Limitations & Future Work

  • The generation of the textual dataset relies on a cascaded VLM+LLM pipeline, making the annotation quality dependent on the performance of both models.
  • It is only validated on nuScenes; generalization to other datasets like Waymo has not been tested.
  • Currently, it does not support long-horizon prediction (limited to 2-6 seconds). Longer forecasting horizons are likely components that stand to benefit even more from visual semantics.
  • The rotation normalization of the Transformation Module only considers orientation, leaving distribution discrepancies in other state quantities like velocity unaddressed.
  • vs.
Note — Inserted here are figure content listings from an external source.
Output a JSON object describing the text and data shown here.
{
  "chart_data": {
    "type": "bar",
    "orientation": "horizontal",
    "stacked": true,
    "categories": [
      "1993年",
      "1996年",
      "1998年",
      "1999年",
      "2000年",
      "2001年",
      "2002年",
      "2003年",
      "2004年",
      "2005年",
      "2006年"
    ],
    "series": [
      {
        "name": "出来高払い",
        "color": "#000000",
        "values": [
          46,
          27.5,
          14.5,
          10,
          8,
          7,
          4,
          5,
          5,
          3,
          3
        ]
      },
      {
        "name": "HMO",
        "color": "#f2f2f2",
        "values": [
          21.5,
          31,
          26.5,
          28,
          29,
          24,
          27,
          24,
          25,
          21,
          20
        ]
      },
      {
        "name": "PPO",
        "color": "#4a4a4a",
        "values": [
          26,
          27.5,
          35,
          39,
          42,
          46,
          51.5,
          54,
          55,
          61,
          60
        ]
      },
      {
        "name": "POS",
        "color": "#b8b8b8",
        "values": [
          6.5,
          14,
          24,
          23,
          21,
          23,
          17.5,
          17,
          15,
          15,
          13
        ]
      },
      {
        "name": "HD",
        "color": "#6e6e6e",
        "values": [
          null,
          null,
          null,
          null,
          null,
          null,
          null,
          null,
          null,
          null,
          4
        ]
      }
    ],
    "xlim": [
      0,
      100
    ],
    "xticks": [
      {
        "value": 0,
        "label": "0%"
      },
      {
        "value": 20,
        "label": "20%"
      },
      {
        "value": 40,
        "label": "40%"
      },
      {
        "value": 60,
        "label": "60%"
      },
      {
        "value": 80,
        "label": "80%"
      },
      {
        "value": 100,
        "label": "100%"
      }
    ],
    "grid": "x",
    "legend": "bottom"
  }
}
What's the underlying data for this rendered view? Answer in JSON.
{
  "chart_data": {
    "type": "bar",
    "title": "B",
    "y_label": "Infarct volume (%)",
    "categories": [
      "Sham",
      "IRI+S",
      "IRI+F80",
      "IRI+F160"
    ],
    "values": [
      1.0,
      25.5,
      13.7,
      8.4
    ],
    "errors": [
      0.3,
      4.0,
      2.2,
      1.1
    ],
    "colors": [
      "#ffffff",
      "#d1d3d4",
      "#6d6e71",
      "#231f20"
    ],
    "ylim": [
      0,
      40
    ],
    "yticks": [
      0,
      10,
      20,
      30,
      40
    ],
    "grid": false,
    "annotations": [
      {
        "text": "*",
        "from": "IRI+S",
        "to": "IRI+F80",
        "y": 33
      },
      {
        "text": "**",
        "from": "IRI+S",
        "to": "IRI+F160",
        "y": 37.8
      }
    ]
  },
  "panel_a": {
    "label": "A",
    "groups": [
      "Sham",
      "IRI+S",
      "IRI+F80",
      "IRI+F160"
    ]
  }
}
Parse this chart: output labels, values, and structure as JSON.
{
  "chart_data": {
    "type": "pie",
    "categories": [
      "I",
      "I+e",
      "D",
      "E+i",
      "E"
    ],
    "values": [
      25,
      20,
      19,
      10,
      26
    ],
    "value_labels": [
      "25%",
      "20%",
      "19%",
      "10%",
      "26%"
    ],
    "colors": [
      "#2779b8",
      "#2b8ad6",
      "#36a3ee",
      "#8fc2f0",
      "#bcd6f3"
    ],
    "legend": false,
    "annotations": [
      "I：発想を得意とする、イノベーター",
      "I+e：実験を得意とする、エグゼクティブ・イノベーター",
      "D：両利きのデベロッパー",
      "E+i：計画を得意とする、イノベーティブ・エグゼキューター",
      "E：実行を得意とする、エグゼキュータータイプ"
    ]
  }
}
TPNet/IntentNet: These methods use front-view images or agent-region images, whereas VisionTrap utilizes surround-view BEV features, providing more comprehensive information.
  • vs. Trajectron++: Both are scene-centric multi-agent prediction methods, but VisionTrap introduces visual and textual semantics, reducing ADE10 from 1.51 to 1.17.
  • vs. CLIP-based methods: VisionTrap does not use generic CLIP models. Instead, it designs a contrastive learning framework tailored for trajectory prediction, taking false negative debiasing into account.

Rating

  • Novelty: ⭐⭐⭐⭐ The approach of using textual descriptions as training-time supervision to guide visual semantic learning is novel, and the debiasing strategy is soundly designed.
  • Experimental Thoroughness: ⭐⭐⭐⭐ Multi-level ablations, qualitative visualizations, UMAP analysis, and human evaluation of the nuScenes-Text dataset are provided.
  • Writing Quality: ⭐⭐⭐⭐ Good integration of text and figures; the qualitative analysis intuitively demonstrates the contribution of visual semantics.
  • Value: ⭐⭐⭐⭐ This work demontrates the value of visual semantics in trajectory prediction, and the nuScenes-Text dataset holds public utility value.